First things first, you *have* to know how to ollie onto boxes. If you haven't already, then maybe go back to those 50-50s and learn some presses (because in the process learning to press you will learn to ollie onto features).
Ride on boxes can teach you some terrible habits, they make it so you don't have to worry about a lip. This in turn creates a habit of slide-spinning on (you know, like you start to rotate into the slide while your board is still on the snow). Ride on boxes also make it difficult for a new rider to really gauge the transition from snow to box.
So approach your boardslide like this:
First, get ollieing onto a box proper.
Then, you want to pop into 50-50s and start squaring your shoulders (parallel to perpendicular; "I" to "T") and using your arms to shift into the slide towards the end of the box. This will get you use to both how sliding sideways feels and how your weight needs to be to avoid catching your edge. The more comfortable you become then the earlier you can shift into the slide... now you are getting close.
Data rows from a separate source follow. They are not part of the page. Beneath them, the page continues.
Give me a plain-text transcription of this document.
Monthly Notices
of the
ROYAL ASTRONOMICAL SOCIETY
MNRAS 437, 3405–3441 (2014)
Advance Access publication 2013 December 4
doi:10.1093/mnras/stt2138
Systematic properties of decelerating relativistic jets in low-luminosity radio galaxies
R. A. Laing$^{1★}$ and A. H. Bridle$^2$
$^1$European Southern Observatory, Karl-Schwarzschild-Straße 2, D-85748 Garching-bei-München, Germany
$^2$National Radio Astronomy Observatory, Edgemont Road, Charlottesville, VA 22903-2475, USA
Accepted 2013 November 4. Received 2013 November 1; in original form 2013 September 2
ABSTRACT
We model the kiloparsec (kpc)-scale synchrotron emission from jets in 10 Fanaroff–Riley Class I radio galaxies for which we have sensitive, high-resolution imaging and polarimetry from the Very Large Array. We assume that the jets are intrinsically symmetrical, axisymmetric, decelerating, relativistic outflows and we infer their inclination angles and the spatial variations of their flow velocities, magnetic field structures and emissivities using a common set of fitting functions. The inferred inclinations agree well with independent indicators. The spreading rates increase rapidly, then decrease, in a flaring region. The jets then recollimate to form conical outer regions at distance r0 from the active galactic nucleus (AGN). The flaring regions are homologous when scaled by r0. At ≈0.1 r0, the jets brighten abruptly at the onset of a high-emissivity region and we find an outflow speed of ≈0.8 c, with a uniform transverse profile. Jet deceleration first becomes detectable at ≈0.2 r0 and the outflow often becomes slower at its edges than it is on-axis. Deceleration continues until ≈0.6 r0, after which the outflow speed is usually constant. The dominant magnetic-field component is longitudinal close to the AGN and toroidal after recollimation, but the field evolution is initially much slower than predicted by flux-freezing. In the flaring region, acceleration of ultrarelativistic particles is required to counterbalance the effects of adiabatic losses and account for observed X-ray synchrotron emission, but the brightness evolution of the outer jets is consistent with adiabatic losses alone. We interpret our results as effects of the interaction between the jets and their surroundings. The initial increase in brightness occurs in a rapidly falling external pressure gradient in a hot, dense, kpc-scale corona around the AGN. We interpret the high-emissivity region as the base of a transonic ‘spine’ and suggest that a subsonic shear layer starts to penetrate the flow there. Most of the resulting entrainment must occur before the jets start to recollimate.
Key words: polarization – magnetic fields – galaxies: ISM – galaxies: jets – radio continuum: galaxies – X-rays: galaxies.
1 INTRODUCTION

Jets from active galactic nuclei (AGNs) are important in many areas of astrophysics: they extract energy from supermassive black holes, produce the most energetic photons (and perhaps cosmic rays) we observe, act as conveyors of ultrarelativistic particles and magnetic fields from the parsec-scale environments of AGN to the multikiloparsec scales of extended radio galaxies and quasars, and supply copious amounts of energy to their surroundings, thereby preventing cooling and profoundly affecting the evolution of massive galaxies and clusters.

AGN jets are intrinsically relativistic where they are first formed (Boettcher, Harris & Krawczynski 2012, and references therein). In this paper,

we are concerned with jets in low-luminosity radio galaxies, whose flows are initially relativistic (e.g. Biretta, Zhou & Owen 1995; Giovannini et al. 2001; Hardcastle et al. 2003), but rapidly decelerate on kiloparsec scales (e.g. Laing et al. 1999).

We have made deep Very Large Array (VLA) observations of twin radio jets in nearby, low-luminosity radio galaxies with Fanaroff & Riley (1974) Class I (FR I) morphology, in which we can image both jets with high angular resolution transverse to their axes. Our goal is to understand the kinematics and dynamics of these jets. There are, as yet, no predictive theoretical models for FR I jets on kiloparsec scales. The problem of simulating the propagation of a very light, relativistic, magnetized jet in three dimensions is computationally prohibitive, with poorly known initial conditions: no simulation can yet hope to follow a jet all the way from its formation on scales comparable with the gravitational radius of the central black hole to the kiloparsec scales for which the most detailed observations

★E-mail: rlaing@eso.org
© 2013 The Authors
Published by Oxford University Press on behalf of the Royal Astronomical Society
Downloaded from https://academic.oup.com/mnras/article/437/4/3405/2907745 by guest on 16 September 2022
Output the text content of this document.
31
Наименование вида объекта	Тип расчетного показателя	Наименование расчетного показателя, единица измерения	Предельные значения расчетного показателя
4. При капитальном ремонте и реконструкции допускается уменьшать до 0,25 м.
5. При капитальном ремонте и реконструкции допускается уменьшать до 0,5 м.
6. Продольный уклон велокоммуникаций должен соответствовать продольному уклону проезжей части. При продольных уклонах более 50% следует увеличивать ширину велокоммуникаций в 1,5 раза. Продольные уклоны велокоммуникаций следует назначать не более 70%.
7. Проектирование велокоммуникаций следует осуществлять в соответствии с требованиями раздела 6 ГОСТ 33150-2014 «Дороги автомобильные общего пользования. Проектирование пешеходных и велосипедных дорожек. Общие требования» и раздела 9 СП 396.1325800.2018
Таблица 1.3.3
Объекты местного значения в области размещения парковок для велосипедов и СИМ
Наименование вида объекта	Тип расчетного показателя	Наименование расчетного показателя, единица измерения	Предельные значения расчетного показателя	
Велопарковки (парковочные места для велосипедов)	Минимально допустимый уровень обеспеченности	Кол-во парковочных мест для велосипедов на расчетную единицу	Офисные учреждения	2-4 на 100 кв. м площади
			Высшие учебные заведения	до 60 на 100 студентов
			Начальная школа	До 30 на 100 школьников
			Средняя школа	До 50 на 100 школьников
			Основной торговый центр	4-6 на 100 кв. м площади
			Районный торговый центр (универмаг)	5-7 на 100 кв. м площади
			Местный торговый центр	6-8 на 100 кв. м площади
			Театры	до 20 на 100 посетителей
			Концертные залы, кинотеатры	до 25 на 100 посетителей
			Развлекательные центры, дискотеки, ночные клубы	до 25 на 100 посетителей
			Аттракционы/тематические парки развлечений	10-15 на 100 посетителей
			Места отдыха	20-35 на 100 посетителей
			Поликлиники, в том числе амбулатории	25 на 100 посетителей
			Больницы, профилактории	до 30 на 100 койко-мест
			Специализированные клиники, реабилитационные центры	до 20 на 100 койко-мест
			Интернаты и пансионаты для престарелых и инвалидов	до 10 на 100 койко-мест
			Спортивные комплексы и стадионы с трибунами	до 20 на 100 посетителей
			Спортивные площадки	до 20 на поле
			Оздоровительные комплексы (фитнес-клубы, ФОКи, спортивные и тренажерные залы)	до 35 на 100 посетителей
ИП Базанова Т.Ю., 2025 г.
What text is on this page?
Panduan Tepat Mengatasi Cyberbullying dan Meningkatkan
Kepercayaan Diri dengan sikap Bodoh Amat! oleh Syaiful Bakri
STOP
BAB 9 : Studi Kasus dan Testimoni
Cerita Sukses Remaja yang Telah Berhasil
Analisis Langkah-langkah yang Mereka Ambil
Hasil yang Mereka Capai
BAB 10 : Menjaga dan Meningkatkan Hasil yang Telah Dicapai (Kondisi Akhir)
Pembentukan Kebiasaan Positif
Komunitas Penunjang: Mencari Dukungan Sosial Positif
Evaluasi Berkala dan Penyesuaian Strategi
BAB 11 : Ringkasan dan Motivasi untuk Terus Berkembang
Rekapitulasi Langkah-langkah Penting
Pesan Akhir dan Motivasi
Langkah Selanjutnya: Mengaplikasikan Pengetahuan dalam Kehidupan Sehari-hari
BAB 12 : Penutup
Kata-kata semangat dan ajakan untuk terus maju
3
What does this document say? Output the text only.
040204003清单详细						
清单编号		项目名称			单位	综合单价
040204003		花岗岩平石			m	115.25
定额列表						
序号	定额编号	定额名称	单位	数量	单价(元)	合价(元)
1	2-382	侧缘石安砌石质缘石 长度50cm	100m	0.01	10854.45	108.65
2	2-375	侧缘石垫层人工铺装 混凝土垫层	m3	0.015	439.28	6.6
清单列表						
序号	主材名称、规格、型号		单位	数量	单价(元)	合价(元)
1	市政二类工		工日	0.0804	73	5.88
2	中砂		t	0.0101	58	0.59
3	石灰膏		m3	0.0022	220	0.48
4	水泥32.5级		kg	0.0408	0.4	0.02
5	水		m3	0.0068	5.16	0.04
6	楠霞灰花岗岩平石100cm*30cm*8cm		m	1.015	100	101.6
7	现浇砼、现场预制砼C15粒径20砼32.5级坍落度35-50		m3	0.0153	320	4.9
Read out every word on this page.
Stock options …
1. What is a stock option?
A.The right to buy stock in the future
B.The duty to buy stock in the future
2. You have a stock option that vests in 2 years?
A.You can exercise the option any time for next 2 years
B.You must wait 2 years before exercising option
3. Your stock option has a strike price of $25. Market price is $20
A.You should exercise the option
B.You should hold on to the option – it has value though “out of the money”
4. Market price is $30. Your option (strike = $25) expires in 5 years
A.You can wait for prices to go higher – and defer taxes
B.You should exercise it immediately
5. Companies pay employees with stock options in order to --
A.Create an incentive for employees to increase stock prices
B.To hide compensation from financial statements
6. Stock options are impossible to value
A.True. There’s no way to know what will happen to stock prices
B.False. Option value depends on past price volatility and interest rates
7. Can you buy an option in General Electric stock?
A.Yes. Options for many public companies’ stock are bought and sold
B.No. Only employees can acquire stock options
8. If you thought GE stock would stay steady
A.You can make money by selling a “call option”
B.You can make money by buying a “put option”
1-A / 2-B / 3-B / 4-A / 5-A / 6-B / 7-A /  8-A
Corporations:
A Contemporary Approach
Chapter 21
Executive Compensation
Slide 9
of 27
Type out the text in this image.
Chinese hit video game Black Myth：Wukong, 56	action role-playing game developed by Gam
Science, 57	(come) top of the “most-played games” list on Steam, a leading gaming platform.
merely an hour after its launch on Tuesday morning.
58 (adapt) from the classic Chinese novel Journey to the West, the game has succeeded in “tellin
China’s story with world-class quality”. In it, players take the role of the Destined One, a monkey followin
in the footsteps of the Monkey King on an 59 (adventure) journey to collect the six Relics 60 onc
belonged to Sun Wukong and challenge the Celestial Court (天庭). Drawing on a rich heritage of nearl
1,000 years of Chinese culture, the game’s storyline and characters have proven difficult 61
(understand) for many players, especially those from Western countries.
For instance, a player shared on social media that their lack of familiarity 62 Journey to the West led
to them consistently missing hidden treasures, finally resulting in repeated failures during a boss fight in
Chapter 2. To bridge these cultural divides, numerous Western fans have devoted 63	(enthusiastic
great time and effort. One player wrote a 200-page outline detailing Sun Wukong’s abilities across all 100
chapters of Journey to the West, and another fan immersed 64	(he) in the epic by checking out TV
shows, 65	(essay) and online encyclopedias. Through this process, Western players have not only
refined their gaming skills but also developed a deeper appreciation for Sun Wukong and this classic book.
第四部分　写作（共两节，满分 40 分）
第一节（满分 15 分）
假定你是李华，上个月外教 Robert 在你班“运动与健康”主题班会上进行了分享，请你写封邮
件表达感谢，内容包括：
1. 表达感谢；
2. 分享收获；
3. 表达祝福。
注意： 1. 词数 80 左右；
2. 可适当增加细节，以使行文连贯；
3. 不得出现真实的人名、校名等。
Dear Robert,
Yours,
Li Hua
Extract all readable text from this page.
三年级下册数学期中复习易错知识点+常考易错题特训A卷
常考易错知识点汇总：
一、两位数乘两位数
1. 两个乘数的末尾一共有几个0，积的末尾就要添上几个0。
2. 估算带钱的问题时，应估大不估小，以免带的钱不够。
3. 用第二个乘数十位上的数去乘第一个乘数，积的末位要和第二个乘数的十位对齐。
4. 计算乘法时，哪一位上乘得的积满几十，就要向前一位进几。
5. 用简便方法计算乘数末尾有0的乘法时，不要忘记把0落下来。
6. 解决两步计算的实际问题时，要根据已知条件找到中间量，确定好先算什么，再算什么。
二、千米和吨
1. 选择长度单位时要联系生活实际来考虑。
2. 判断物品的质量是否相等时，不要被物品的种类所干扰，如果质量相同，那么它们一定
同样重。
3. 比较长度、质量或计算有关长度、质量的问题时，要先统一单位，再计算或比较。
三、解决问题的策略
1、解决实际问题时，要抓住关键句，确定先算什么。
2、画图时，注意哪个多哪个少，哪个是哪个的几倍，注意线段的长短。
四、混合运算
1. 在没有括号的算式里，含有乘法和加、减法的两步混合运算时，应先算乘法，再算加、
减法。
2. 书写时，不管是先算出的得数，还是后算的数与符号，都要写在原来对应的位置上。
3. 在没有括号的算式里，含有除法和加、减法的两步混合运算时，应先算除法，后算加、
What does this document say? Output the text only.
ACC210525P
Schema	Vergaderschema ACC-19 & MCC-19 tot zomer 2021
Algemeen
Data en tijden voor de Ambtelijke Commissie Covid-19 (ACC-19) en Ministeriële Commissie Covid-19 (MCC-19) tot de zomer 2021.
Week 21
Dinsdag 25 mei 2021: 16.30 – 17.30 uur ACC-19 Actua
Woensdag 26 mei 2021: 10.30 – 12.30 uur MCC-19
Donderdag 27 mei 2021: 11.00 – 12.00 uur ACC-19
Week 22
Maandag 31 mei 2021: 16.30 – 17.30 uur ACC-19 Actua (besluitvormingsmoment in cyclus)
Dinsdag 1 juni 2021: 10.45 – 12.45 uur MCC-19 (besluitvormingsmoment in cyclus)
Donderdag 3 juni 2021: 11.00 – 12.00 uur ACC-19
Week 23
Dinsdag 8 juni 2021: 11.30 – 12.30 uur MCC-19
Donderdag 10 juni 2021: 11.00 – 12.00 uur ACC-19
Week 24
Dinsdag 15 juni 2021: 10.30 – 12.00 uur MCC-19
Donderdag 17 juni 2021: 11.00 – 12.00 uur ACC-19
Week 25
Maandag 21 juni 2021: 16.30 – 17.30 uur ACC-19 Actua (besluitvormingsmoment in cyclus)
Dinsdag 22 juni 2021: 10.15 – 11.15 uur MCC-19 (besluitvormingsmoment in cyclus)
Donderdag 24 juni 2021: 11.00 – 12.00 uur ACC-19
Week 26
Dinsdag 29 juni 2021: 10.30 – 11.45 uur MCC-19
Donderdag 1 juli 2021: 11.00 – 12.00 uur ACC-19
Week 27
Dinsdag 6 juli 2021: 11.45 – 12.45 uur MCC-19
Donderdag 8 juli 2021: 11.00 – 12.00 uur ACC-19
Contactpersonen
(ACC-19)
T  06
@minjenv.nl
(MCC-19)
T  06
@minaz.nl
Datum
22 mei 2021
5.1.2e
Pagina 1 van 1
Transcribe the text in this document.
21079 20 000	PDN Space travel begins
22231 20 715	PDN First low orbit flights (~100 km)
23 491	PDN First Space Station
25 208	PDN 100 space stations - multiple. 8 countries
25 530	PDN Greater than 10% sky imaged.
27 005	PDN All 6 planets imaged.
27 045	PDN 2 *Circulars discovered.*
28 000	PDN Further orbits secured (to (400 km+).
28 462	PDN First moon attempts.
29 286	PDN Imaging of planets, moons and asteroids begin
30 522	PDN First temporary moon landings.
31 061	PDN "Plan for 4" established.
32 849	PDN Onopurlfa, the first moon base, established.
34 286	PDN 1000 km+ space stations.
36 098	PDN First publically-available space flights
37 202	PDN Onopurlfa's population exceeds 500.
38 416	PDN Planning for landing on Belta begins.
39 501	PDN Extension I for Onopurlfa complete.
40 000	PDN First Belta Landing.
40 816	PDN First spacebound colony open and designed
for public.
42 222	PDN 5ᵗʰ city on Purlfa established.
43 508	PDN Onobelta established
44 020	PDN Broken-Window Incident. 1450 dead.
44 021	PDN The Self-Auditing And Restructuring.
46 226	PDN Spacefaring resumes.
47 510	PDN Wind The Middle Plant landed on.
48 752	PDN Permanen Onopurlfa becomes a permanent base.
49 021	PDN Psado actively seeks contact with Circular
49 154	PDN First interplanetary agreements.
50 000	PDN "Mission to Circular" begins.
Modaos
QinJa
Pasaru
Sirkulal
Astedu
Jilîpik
Nailed that? Now finish her up. Pop up like you were going for a 50-50 and shift your upper body like you have been. Once you know your board is above the feature, follow through with your lower body into the slide. This last part obviously happens quick. I wanted to break it apart to emphasize the shoulders to legs rotation.
Don't forget to **bend your knees**, it really helps to keep you flat based.
The method kylekilljoy mentioned will do you a boardslide, but breaking it down and really experiencing how the shoulders and arms drive the rotation will set you up for switch-ups, spinning out etc.